Il y a trente ans, chère Madame, que, profitant de la bienveillance dont m'honoraient les plus jolies femmes de Paris, je leur présentais un orphelin dont le plus grand mérite consistait à se nommer le duc de Clerval. A cette époque, il était fort jeune, pauvre comme les rats de son château, et pas beaucoup plus expérimenté qu'eux dans l'art de faire des dettes. Quant à moi, un peu moins jeune, je possédais une expérience considérable en cette matière et en d'autres. J'ai servi de père à Timoléon qui venait de perdre le sien. Je l'ai piloté pendant la période, délicate pour un jeune homme de ce type, qui commence au premier rasoir et finit au premier phaéton. Le phaéton n'était pas une merveille d'attelage il m'y promenait souvent et je peux en parler); mais ça sentait encore le Prussien dans nos rues : l'on n'était plus aussi difficile qu'au temps de Gramont-Caderousse. Et puis une couronne de feuilles de fraisier sur les harnais cache l'insuffisance des chevaux, voire même celle du maître. Il faut le croire, puisque Madeleine Méran, toute jeune, toute belle et déjà célèbre, devint folle de lui. Je dois dire à leur louange commune qu'elle en resta folle jusqu'au jour, qui vint assez vite, où des âmes charitables firent comprendre à un richissime maître de forges que sa fille était née pour être duchesse. Il faut ajouter, si l'on veut me rendre justice, que mon protégé ne suivit pas mes conseils dans la circonstance. Le malheureux Timoléon se laissa mettre la corde au cou à vingt-cinq ans. Vous connaissez votre voisine; vous avez pu voir avec quelle sûreté de main elle prit les rênes du gouvernement. Présenté à la très intelligente Alexandrine par son mari, j'en fus accueilli avec

Voy. le Correspondant des 10 et 25 décembre 1902.

une réserve qui me donna sur l'heure une haute idée de sa pénétration. Toutefois, mon ex-ami fut bon prince. Dans la suite des temps, ayant reçu mes tristes confidences sur une situation que mon âge rendait désespérée, il me procura un poste où m'attendait, avec l'honneur de faire votre connaissance, le devoir de gagner ma nourriture en écrivant quinze lettres par jour sous la dictée de Mme la duchesse.

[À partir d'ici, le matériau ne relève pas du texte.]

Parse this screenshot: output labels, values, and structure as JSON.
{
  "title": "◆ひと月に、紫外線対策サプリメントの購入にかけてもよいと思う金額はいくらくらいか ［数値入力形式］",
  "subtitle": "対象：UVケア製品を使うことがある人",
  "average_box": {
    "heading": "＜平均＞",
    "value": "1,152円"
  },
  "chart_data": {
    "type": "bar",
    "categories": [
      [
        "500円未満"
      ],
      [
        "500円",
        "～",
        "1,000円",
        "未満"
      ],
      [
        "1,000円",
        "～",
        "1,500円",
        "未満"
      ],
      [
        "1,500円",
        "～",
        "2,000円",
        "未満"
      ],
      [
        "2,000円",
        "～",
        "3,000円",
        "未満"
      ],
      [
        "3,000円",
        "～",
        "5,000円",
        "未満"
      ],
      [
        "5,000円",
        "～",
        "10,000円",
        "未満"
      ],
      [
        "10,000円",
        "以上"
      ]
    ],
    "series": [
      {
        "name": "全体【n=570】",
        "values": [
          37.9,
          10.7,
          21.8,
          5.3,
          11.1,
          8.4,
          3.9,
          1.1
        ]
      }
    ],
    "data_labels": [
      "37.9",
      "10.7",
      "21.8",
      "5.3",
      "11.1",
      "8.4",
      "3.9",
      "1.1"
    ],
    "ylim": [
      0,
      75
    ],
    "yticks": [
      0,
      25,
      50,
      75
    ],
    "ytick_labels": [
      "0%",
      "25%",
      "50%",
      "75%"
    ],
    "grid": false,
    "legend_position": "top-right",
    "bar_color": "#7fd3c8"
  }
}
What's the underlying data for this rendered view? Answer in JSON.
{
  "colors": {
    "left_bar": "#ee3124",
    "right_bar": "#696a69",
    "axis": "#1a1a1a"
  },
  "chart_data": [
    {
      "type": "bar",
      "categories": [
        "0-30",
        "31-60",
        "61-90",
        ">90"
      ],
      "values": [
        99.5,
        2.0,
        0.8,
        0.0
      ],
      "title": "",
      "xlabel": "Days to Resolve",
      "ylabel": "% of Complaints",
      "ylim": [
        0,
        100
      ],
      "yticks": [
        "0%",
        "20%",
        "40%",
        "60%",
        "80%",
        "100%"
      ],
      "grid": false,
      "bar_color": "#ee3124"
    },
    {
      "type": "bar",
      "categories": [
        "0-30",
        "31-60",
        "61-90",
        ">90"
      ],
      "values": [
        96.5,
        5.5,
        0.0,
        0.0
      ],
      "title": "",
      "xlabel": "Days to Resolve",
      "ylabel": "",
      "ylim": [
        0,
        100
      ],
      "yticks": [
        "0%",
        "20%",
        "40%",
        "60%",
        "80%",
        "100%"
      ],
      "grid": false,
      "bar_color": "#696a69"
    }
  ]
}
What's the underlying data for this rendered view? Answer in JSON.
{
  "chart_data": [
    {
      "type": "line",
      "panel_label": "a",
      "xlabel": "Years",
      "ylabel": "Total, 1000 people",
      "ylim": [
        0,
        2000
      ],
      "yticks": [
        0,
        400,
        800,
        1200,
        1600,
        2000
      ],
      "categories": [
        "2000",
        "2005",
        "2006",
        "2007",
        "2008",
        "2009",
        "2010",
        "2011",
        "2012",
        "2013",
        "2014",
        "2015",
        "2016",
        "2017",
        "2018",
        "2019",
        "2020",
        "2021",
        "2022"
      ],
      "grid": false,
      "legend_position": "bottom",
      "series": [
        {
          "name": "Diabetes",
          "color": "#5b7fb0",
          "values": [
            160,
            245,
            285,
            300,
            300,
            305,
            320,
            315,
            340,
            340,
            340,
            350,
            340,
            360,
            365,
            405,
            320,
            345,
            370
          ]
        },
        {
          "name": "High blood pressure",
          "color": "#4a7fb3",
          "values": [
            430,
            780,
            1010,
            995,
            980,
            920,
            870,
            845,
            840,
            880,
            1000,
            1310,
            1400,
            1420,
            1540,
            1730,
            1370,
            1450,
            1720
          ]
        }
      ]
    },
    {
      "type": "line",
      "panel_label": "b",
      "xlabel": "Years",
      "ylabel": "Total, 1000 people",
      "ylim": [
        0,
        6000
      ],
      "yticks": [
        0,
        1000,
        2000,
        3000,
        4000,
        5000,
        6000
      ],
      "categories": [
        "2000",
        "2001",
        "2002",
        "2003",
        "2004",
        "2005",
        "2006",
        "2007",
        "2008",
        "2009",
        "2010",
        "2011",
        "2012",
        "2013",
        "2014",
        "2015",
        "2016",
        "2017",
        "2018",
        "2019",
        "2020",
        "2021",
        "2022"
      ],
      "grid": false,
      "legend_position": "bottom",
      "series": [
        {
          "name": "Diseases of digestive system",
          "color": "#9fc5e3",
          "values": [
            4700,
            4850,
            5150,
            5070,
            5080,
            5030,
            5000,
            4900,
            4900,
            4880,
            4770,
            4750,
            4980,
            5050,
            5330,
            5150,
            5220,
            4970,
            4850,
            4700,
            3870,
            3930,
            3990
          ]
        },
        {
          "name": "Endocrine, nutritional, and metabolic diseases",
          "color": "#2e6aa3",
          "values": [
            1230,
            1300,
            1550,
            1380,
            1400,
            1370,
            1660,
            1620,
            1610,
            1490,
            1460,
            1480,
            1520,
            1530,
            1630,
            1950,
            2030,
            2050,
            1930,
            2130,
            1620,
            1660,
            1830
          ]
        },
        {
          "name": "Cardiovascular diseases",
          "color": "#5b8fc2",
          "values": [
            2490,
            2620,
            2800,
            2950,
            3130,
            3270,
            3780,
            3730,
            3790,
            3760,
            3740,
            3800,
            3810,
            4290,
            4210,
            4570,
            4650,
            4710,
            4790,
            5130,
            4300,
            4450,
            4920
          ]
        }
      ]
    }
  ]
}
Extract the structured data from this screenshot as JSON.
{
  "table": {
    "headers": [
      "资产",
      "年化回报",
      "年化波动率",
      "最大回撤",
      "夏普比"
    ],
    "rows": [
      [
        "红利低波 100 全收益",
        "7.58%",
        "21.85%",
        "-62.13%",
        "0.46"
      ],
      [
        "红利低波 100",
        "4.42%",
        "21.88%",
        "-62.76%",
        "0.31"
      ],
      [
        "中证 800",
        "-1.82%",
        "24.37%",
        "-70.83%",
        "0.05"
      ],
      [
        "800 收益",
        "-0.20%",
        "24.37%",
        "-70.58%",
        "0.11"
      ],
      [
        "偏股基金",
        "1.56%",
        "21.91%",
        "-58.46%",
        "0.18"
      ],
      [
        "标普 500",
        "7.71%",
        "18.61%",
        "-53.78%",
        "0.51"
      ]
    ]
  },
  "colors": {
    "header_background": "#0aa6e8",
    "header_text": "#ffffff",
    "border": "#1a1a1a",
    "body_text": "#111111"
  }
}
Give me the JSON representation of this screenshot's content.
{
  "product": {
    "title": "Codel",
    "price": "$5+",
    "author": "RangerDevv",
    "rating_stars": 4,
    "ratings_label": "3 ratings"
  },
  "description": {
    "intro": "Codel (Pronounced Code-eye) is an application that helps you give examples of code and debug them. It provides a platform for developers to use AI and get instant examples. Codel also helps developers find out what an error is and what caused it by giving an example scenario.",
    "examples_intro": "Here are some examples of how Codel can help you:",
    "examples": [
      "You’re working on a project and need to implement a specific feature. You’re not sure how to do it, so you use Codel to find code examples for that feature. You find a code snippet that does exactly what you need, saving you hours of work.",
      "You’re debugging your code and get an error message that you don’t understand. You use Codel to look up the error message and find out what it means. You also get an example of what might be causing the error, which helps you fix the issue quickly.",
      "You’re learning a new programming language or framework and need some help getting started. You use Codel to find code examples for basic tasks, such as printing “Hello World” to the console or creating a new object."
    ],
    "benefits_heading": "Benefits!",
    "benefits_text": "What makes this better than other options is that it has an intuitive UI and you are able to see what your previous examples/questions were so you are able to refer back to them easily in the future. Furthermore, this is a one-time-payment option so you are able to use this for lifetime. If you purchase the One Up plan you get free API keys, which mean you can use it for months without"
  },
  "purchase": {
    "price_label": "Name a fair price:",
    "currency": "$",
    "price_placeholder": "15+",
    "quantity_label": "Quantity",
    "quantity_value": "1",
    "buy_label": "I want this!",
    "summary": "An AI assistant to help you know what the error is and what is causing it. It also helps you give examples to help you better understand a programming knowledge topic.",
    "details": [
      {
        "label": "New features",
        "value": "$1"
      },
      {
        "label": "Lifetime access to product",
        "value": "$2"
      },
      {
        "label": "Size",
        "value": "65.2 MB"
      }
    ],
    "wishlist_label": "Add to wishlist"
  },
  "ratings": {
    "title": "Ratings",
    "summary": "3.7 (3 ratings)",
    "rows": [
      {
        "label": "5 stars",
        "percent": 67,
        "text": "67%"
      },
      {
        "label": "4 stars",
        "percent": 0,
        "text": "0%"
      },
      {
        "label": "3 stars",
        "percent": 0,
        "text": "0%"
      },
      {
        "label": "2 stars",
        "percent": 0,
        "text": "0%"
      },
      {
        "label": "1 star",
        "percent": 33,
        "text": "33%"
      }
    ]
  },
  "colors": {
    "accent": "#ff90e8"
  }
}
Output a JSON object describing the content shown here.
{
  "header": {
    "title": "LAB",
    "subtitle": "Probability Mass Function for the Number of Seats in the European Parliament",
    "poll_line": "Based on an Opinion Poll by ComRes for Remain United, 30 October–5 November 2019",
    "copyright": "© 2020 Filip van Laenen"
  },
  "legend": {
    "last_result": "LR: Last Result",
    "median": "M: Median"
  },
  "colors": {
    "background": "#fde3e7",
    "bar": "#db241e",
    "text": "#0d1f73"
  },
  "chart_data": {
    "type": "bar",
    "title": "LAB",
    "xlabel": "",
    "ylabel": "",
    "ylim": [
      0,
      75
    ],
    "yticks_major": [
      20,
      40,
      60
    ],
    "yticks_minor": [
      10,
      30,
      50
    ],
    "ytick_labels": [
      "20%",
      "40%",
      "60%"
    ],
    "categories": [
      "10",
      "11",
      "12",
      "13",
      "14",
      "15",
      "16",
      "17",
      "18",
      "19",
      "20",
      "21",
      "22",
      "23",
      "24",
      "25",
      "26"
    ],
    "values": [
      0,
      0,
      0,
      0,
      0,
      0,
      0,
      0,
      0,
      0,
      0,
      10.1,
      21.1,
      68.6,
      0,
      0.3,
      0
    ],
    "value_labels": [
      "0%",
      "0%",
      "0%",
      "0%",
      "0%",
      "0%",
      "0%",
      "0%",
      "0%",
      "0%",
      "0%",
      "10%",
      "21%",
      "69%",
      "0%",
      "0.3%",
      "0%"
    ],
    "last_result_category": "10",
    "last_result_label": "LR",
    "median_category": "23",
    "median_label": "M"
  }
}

Hélas! malgré mon humble effacement, la défiance des jours passés revint sur l'eau. J'en savais trop long sur le compte de M. le duc; je n'arrivais pas à partager l'admiration dont l'adroite Alexandrine veut l'entourer, sauf à la ressentir elle-même d'une façon moindre. Je tombai en disgrâce complète et ma perte fut résolue. Ne songeant plus qu'à noyer au plus vite le pauvre chien perclus et boiteux, on découvrit qu'il avait la rage. Bref on lui jeta, comme un os, la pension à Sainte-Périne. Le saviez-vous? Je suis porté à croire que non. Les autocrates qui envoient un déporté mourir en Sibérie ne le chantent pas sur les toits. J'ajoute qu'on ne se vante pas volontiers d'être où je suis. Mais il est si dur de ne pouvoir jamais s'offrir un cigare, ni s'asseoir à la devanture d'un café quand les vieilles jambes crient merci, au cours d'une longue promenade! La souffrance, à certains jours, est plus forte que l'orgueil; c'est pourquoi je vous révèle mon abaissement.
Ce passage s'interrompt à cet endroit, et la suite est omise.